5) The plaintiff had cared for her parents for several years when they decided to transfer their property to the plaintiff. The house had previously been in a trust dividing the property equally between the plaintiff and her two siblings. Years after the plaintiff received the house, she became seriously ill. The siblings, with the assistance of a lawyer who had represented all of them at one time or another (and was the brother-in-law of the plaintiff’s brother) witnessed a deed that transferred the property to all three siblings again. At the time the deed was established, the plaintiff had just returned from months of hospitalization and was depressed, anxious and weighed approximately 80 pounds. She was given no notice of the transaction, which was completed in her home.
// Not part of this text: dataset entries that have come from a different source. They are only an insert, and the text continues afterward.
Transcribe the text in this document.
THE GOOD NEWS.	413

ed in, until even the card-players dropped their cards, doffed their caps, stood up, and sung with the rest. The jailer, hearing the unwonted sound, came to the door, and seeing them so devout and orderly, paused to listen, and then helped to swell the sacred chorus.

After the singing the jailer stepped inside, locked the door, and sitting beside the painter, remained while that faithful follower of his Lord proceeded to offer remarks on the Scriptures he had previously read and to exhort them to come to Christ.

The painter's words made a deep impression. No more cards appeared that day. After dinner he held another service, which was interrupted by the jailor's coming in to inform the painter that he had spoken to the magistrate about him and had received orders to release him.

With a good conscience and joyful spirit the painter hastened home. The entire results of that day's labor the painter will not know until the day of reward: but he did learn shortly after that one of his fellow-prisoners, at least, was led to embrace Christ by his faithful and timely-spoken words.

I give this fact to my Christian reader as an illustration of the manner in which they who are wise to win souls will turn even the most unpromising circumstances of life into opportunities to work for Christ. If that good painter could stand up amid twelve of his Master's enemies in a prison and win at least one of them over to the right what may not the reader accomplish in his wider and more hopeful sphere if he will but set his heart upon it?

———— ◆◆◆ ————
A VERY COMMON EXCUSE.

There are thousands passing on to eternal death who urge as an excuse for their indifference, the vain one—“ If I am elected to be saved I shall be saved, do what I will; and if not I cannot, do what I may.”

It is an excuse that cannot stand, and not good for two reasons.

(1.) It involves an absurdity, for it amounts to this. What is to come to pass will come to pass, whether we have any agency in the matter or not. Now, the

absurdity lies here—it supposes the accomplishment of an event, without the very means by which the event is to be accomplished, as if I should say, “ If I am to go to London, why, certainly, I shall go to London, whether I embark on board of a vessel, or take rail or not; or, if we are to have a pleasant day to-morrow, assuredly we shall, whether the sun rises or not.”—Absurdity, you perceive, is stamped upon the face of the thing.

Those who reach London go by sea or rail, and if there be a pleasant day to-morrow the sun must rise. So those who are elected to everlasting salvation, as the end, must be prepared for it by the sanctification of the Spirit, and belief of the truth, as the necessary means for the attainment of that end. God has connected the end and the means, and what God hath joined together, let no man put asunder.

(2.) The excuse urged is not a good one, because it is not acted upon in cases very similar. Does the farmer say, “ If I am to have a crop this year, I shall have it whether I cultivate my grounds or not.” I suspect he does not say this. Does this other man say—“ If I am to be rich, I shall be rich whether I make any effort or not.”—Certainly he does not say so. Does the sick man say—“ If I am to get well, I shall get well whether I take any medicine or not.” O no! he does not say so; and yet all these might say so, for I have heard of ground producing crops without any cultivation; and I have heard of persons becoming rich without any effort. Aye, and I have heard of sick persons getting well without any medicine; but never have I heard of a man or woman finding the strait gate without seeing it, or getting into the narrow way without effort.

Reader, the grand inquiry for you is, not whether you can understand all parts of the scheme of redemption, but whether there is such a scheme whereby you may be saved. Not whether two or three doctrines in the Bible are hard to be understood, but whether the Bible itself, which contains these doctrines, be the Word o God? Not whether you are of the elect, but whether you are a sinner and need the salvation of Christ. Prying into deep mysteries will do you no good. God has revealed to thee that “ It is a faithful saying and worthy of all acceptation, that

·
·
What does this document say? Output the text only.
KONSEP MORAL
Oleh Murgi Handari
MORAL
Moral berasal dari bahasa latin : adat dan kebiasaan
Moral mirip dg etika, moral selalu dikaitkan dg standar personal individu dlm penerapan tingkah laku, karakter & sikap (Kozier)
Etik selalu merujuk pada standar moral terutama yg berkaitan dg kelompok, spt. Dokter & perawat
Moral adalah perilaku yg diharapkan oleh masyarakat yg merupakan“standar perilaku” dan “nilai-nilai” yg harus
Three years later, a different lawyer arrived at the house and waited in the car while the two siblings met with the plaintiff, seeking to have her sign away her interest in the property to her brother and sister. The defendants acknowledged “pressuring” the plaintiff and giving her an ultimatum, then signaling the waiting lawyer to come into the house after the plaintiff indicated she was “willing to sign the deed.” The plaintiff was at least as ill as when the first deed was signed. She was again given no notice and essentially had not spoken to her brother since she signed the prior deed. In defending against the allegation of undue influence on the second deed, the defendants alleged that the plaintiff had committed financial impropriety with the father’s accounts, and that the deed was in consideration for not pursuing those alleged claims. No documentary evidence of impropriety was introduced at trial, other than the fact that the father’s funds had gradually dissipated after he retired. The plaintiff brought suit seeking to set aside both deeds on fraud, undue influence and other causes of action. After a seven-day trial, the jury set aside the second deed, restoring the plaintiff to a one-third ownership in the property with her siblings. The defendants prevailed on the other claims.